Con il gel la colonna torna nuova
Per trattare questa e altre patologie della colonna vertebrale, l'Imcb-Cnr di Napoli ha messo a punto nuovi materiali biocompatibili e iniettabili
Biomateriali sintetici/naturali iniettabili per trattare fratture e altre patologie della colonna vertebrale. È la nuova tecnica, ancora in fase di sperimentazione, messa a punto dall'Istituto per i materiali compositi e biomimetici (Imcb) del Consiglio nazionale delle ricerche di Napoli in collaborazione con partners nazionali ed europei, nell'ambito del progetto europeo 'Disc regeneration' coordinato dal direttore dell'Imcb-Cnr, Luigi Ambrosio.
"Il disco intervertebrale è un sistema composito naturale che permette l'articolazione fra vertebre contigue della colonna", illustra Ambrosio: "La sua degenerazione, a seguito di un inevitabile processo di invecchiamento di tipo naturale o patologico, rappresenta una delle principali cause di sofferenza lombare. La rigenerazione del disco intervertebrale è una delle sfide più ambiziose della bioingegneria per la sua complessità, dal momento che coinvolge una serie di tessuti con struttura, proprietà e funzioni differenti, a partire dal nucleo (tessuto soffice altamente idrofilico con funzione di ammortizzatore), fino all'annulus (tessuto fibroso con funzione di contenimento) e agli endplates (tessuto più rigido che assicura continuità all'interfaccia con le vertebre)".
Nel corso degli ultimi decenni è stata lanciata sul mercato una grande varietà di materiali e prodotti per sostenere la crescente richiesta di dispositivi con impiego nella rigenerazione del disco e del tessuto osseo vertebrale adiacente, spesso coinvolto da patologie e fratture, anche in età precoce. "In particolare, rappresenta un approccio interessante ai fini del recupero della mobilità della colonna vertebrale", spiega il direttore, "la sostituzione del solo nucleo con materiali sintetici/naturali nei casi di ernia del disco, senza danneggiare l'annulus e gli endplates"
Numerosi sono stati in questi anni gli sforzi per realizzare sostituti biocompatibili del nucleo polposo, iniettabili nel corpo mediante tecniche chirurgiche o vie d'accesso anatomiche mini invasive.
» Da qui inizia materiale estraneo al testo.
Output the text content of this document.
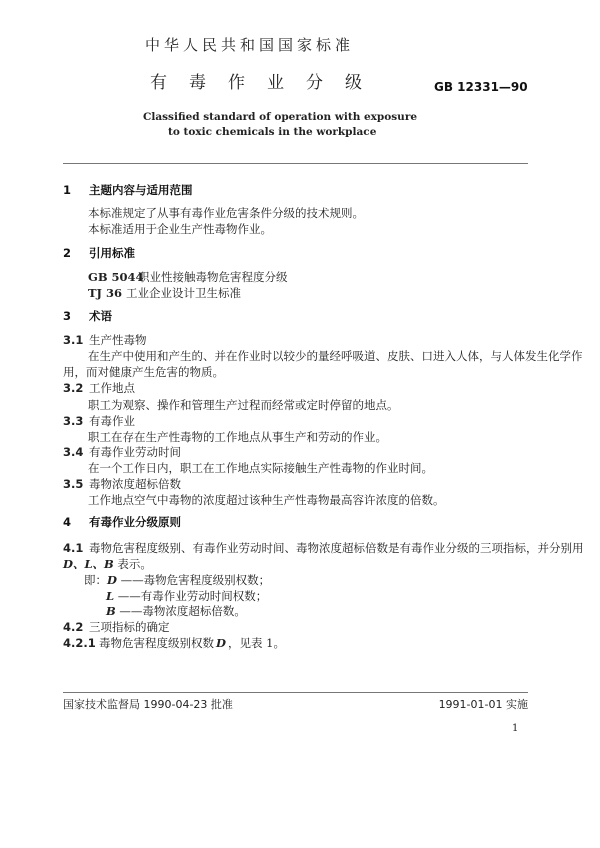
中华人民共和国国家标准
有毒作业分级	GB 12331—90
Classified standard of operation with exposure
to toxic chemicals in the workplace
1 主题内容与适用范围
本标准规定了从事有毒作业危害条件分级的技术规则。
本标准适用于企业生产性毒物作业。
2 引用标准
GB 5044职业性接触毒物危害程度分级
TJ 36 工业企业设计卫生标准
3 术语
3.1 生产性毒物
在生产中使用和产生的、并在作业时以较少的量经呼吸道、皮肤、口进入人体，与人体发生化学作
用，而对健康产生危害的物质。
3.2 工作地点
职工为观察、操作和管理生产过程而经常或定时停留的地点。
3.3 有毒作业
职工在存在生产性毒物的工作地点从事生产和劳动的作业。
3.4 有毒作业劳动时间
在一个工作日内，职工在工作地点实际接触生产性毒物的作业时间。
3.5 毒物浓度超标倍数
工作地点空气中毒物的浓度超过该种生产性毒物最高容许浓度的倍数。
4 有毒作业分级原则
4.1 毒物危害程度级别、有毒作业劳动时间、毒物浓度超标倍数是有毒作业分级的三项指标，并分别用
D、L、B 表示。
即：D ——毒物危害程度级别权数；
L ——有毒作业劳动时间权数；
B ——毒物浓度超标倍数。
4.2 三项指标的确定
4.2.1 毒物危害程度级别权数 D ，见表 1。
国家技术监督局 1990-04-23 批准	1991-01-01 实施
1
Ma sebbene capaci di ristabilire lo spazio tra le vertebre e la mobilità, i sistemi proposti non hanno consentito un recupero ottimale della biomeccanica della colonna vertebrale. "Per ovviare a tali problematiche", aggiunge Ambrosio, "sono stati presi in considerazione nuovi materiali, come gel iniettabili bioattivi costituiti da collagene e acido ialuronico, rinforzato con microsfere di gelatina, in grado di soddisfare le complesse proprietà meccaniche del nucleo e capaci di rigenerare di nuovo il tessuto".
Sono molto frequenti anche le patologie della colonna che riguardano la degenerazione del tessuto osseo delle vertebre direttamente a contatto con il disco. "Qui la ricerca per i sostituti ossei iniettabili, utili per la rigenerazione dell'osso vertebrale", precisa Ambrosio, "è stata orientata verso materiali compositi che combinano polimeri sintetici bio-compatibili a calcio-fosfati bio-attivi, che consentono la realizzazione di sistemi riassorbibili con composizione simile all'osso naturale e proprietà superiori in termini di prestazioni meccaniche e capacità di integrarsi con l'osso e rigenerarlo durante la loro degradazione".
In collaborazione con Fin-ceramica Faenza S.p.A., l'Istituto Cnr ha sviluppato anche polimeri idrofilici sintetici combinati con i materiali bioceramici. "Questa miscela" spiega il ricercatore" consente di migliorare le proprietà reologiche del cemento, conferendo eccellenti capacità di scorrimento sotto carico e spiccate qualità di lavorabilità, iniettabilità e adattabilità alla complessa geometria delle cavità ossee. Il recente utilizzo di cementi ossei acrilici, infatti, pur garantendo elevate proprietà meccaniche e una buona stabilizzazione del tessuto nel sito di impianto, hanno mostrato alcuni limiti soprattutto in relazione a temperature elevate - oltre 70°C - e durante la polimerizzazione del cemento che avviene dopo essere iniettato nella vertebra, con conseguenti danni irreversibili ai tessuti sani circostanti. Al contrario, i gel compositi proposti, a base di fosfati di calcio (CPCs) hanno la capacità di indurire direttamente in vivo a 37°C, all'interno della cavità ossea, una volta a contatto con i fluidi biologici, attraverso una reazione di idrolisi".